While President Donald Trump should have “little trouble” getting much of his agenda through Congress, though a full repeal of the Affordable Care Act will be tough, the thrust of Trump’s policies toward the financial sector should be “positive,” but with likely “hiccups along the way,” Andy Friedman of The Washington Update says.
Friedman, in his latest white paper, predicts how Trump’s policies will affect investing, taxes and the markets.
Indeed, Trump told business leaders Monday that his administration is committed to rolling back regulations by 75%, “maybe more,” as well as cutting taxes for the middle class and for businesses — to a 15% to 20% business tax rate from 35%.
As with repeal of the ACA, Trump has suggested that he would also seek to repeal the Dodd-Frank Act, but as in the case of the ACA, “the Senate filibuster rule will preclude full repeal of Dodd-Frank.”

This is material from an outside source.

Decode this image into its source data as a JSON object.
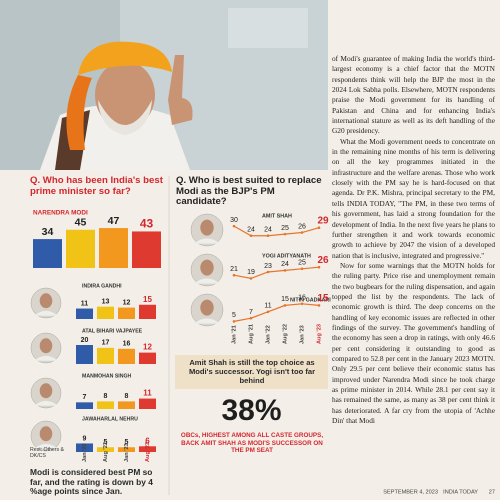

While Trump can roll back many of former President Barack Obama’s executive actions without congressional approval, there are “checks on Trump’s plenary ability to implement his policies,” Friedman said.
In the Senate, 60 votes are required to overcome a filibuster and pass most legislation. While the Republicans have a majority in the Senate, they do not have 60 votes.
However, Congress’ “reconciliation” procedure “permits the Senate to pass most spending and tax legislation with a simple majority,” Freidman explains. “House Speaker Paul Ryan already has said he plans to use this procedure to pass much of Trump’s fiscal agenda, such as tax reform.”
Unlike the ACA, Dodd-Frank has “few financial underpinnings that Congress can eliminate through the reconciliation process,” he notes.